Beth Coleman è attualmente co-director del Critical Media Lab dell’Università di Waterloo (Canada) e Fellow del Berkman Center for Internet and Society dell’Università di Harvard. Tra il 2005 e il […]

Beth Coleman è attualmente co-director del Critical Media Lab dell’Università di Waterloo (Canada) e Fellow del Berkman Center for Internet and Society dell’Università di Harvard. Tra il 2005 e il 2011 è stata Assistant Professor presso il Comparative Media Study program del Massachussets Institute of Technology, dove ha anche ricoperto il ruolo di Faculty Director per il progetto di ricerca C3 – The Convergence Culture Consortium promosso da Henry Jenkins.

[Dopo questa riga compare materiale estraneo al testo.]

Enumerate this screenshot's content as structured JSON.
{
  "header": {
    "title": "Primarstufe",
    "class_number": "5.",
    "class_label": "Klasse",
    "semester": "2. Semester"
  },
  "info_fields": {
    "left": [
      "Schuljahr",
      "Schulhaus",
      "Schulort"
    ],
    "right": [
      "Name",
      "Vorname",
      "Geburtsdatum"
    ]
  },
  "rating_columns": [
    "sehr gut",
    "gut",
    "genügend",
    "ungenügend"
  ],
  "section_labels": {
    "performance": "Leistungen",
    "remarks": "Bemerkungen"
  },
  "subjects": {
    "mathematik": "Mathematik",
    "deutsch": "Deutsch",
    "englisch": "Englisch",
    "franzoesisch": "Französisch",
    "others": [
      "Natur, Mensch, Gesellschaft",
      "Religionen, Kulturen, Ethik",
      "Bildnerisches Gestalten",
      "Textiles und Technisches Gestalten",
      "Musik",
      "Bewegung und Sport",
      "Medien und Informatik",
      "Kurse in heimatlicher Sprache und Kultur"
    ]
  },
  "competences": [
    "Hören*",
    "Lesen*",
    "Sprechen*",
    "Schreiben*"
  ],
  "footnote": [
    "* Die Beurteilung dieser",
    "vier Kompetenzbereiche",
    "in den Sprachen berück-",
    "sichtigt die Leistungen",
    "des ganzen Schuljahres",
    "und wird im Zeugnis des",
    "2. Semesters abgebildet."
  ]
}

È autrice di numerosi paper e articoli su riviste sia accademiche che d’arte. A fine 2011  è uscito il libro Hello Avatar – Rise of the Networked Generation, pubblicato dalla MIT Press con la prefazione di Clay Shirky.
In Hello Avatar, Beth Coleman esamina un aspetto cruciale della transizione culturale dall’analogico al digitale: il continuum tra reale e virtuale. Coniando il termine di “x-reality” sottolinea l’emergere di un mondo che non si può più definire né reale, né virtuale, ma che ha in sè una molteplicità di combinazioni reticolari. Protagonista di questa nuova realtà è il “networked subject”, vale a dire ciascuno di noi e la molteplicità delle immagini, delle parole ecc. con le quali rappresentiamo noi stessi e il nostro lavoro sui vari media.

Nell’ambito del progetto di ricerca che sta conducendo ad Harvard, la Coleman si propone invece di indagare l’impatto delle piattaforme social media sull’azione collettiva, in particolare si propone di integrare l’analisi qualitativa con strumenti quantitiavi e di visualizzazione per  meglio comprendere il ruolo giocato dall’accesso ad Internet in mobilità nell’ambito dei movimenti sociali e politici.

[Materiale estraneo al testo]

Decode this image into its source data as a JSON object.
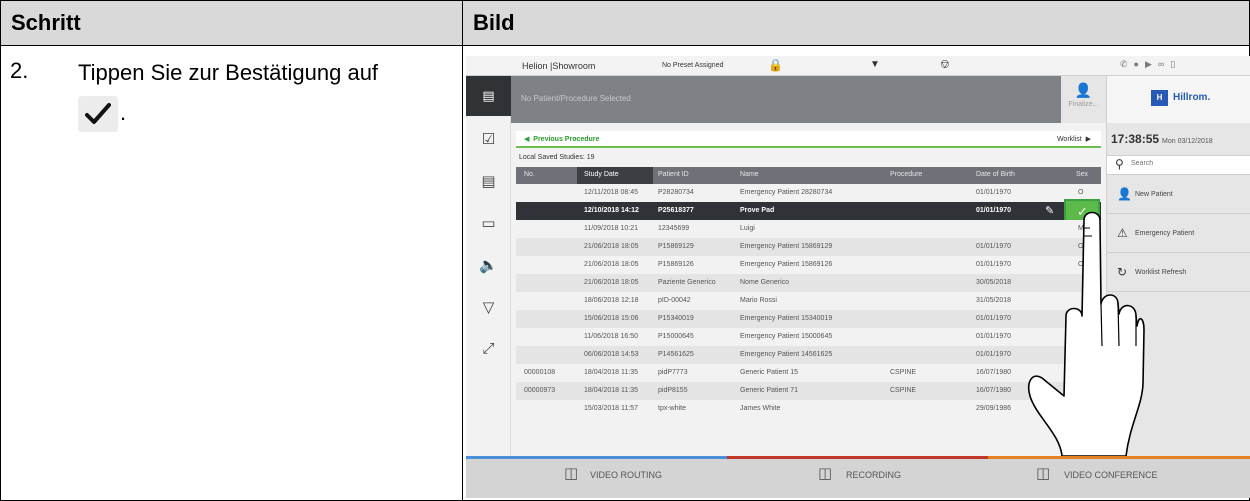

La ricerca di Beth Coleman si focalizza sulla teoria e l’estetica dei nuovi media, ma è altresì importante la sua esprienza come artista che utilizza le nuove tecnologie. Nel 1995 ha infatti co-fondato il SoundLab Cultural Alchemy e dal 1997 lavora internazionalmente come sound artist.  Le sue opere sperimentali – che si collocano all’intersezione tra arte, tecnologia e impatto sociale – sono state esposte in vari spazi internazionali tra cui il MoMA P.S.1, il Museo di Arte Moderna di Parigi, la List Gallery del MIT e la Vancouver Art Gallery.